Yup attaching the bt full output of the core file.

(gdb) bt full
#0  __GI_raise (sig=sig@entry=6) at ../sysdeps/unix/sysv/linux/raise.c:50
        set = {__val = {0 <repeats 16 times>}}
        pid = <optimized out>
        tid = <optimized out>
        ret = <optimized out>
#1  0x00007f72d4fad535 in __GI_abort () at abort.c:79
        save_stage = 1
        act = {__sigaction_handler = {sa_handler = 0x0, sa_sigaction = 0x0}, sa_mask = {__val = {0 <repeats 15 times>, 140131026296968}}, sa_flags = -938034176, sa_restorer = 0x7f72cc0b6088}
        sigs = {__val = {32, 0 <repeats 15 times>}}
#2  0x00007f72d5b2755b in ink_abort (message_format=message_format@entry=0x7f72d5b928a7 "%s:%d: failed assertion `%s`") at ink_error.cc:99
        ap = {{gp_offset = 32, fp_offset = 48, overflow_arg_area = 0x7f72cf0cf960, reg_save_area = 0x7f72cf0cf8a0}}
#3  0x00007f72d5b24b35 in _ink_assert (expression=expression@entry=0x562a12e3d3a0 "sdk_sanity_check_mbuffer(bufp) == TS_SUCCESS", file=file@entry=0x562a12e3f16d "traffic_server/InkAPI.cc",
    line=line@entry=2058) at ink_assert.cc:37
No locals.
#4  0x0000562a12b532b0 in _TSReleaseAssert (line=2058, file=0x562a12e3f16d "traffic_server/InkAPI.cc", text=0x562a12e3d3a0 "sdk_sanity_check_mbuffer(bufp) == TS_SUCCESS") at traffic_server/InkAPI.cc:559
No locals.
#5  TSHandleMLocRelease (bufp=0x7f72c816bc00, parent=<optimized out>, mloc=0x7f72cc0b6088) at traffic_server/InkAPI.cc:2058
        field_handle = <optimized out>
        obj = 0x7f72cc0b6088
#6  0x00007f72cc0253b1 in ?? ()
No symbol table info available.
#7  0x000000000000ea6c in ?? ()
No symbol table info available.
#8  0x000000000000ea6c in ?? ()
No symbol table info available.
#9  0x00007f72c748eb98 in ?? ()
No symbol table info available.
#10 0x00007f72cc025b6a in ?? ()
No symbol table info available.
#11 0x0000562a145e0570 in ?? ()
No symbol table info available.
#12 0x0000562a146a0920 in ?? ()
No symbol table info available.
#13 0x000000000000ea6c in ?? ()
No symbol table info available.
#14 0x00007f72c816b3d0 in ?? ()
No symbol table info available.
#15 0xfffffffffffffff8 in ?? ()
No symbol table info available.
#16 0x0000000000000000 in ?? ()
No symbol table info available.
shukitchan commented 3 years ago

I think the crash is on lua.
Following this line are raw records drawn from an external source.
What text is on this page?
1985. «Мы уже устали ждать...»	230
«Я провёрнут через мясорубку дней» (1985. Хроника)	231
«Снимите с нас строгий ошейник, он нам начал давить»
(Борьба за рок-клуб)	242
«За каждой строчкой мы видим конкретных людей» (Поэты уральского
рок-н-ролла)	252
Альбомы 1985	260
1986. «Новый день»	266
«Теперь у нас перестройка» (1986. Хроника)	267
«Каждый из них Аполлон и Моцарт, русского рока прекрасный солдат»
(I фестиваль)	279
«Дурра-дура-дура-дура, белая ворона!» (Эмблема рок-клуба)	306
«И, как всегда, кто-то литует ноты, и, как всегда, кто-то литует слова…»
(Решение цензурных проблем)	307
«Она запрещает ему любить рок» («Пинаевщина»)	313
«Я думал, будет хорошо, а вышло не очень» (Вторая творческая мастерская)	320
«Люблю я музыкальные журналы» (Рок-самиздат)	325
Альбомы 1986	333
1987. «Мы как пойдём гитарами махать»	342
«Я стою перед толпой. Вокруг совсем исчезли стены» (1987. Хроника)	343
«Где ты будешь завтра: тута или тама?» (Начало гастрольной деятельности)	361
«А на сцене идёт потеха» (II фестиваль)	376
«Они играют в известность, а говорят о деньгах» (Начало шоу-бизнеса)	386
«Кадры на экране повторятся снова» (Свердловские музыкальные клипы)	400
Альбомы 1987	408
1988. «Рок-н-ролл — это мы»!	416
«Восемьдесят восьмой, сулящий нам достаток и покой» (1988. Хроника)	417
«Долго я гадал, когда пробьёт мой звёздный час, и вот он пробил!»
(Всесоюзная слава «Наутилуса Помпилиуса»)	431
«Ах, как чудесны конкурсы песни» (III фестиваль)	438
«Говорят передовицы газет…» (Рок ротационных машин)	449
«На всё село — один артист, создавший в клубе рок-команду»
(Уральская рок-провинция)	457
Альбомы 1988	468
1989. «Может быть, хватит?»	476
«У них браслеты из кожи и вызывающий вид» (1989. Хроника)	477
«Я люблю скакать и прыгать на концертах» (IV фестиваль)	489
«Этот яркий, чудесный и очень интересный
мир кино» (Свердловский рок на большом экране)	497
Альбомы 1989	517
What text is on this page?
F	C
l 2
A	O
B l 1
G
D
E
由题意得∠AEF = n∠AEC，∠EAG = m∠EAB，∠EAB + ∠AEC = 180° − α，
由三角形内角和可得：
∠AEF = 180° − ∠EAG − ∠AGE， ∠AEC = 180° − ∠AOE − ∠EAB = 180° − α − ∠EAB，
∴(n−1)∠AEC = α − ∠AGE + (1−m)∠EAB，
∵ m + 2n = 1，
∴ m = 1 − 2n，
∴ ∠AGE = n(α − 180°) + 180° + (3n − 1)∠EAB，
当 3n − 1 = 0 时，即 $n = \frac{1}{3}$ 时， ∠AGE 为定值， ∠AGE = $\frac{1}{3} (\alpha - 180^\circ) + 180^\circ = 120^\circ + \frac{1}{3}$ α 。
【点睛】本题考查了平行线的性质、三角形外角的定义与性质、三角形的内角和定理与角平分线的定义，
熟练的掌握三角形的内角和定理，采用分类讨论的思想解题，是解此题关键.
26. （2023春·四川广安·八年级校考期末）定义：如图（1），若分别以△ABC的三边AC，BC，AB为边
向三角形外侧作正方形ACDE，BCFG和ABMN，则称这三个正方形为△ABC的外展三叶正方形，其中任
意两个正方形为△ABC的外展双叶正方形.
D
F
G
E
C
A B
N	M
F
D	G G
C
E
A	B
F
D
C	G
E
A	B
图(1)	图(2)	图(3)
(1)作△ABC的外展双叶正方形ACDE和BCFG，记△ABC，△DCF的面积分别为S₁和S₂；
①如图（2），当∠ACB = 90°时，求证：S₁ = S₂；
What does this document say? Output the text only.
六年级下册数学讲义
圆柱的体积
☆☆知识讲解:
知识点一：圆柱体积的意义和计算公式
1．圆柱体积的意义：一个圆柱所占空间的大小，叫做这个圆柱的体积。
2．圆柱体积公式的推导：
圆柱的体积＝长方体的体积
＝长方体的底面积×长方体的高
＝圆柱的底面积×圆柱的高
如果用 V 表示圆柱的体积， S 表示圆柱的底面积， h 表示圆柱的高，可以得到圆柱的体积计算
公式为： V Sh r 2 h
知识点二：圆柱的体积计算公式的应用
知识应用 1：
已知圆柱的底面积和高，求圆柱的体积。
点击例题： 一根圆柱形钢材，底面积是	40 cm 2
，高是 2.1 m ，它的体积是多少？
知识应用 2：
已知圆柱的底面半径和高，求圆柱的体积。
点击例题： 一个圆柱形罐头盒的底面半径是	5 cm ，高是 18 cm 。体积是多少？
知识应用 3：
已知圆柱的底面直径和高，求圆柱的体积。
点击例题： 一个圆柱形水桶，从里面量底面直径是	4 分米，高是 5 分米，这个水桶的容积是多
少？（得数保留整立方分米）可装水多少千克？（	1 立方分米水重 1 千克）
The TSHttpTxnRedirectUrlSet API used in escalate plugin can sometimes alter the buffer used (in this case for send request, it seems).

And so the lua plugin may fail to clear it in that case.

VibhorGupta1991 commented 3 years ago

Can we do anything about this? @shukitchan

shukitchan commented 3 years ago

I am planning to change this block in plugins/lua/ts_lua_util.c

  case TS_EVENT_HTTP_SEND_REQUEST_HDR:

    lua_getglobal(L, TS_LUA_FUNCTION_SEND_REQUEST);

    if (lua_type(L, -1) == LUA_TFUNCTION) {
      ret = lua_resume(L, 0);
    }

    break;

to


  case TS_EVENT_HTTP_SEND_REQUEST_HDR:

    lua_getglobal(L, TS_LUA_FUNCTION_SEND_REQUEST);

    if (lua_type(L, -1) == LUA_TFUNCTION) {
      ret = lua_resume(L, 0);
    }

    break;

    if (http_ctx->server_request_hdrp != NULL) {
      TSHandleMLocRelease(http_ctx->server_request_bufp, TS_NULL_MLOC, http_ctx->server_request_hdrp);
      http_ctx->server_request_bufp = NULL;
      http_ctx->server_request_hdrp = NULL;
    }

It will be great if you want to try it out. I do hope to have my setup much later on to try that.

shukitchan commented 2 years ago

I can reproduce this and my suggested fix can correct the problem. In general, this is the problem with lua plugin, we kept the TSMLoc/TSMBuffer of client request/client response/server request/server response within a http_ctx and it exists throughout a transaction. But there are things (e.g. the TSHttpTxnRedirectUrlSet API) that can alter them within a transaction. So saving TSMLoc/TSMBuffer and using them later should be avoided.

I will provide a fix/PR for this general lua plugin problem.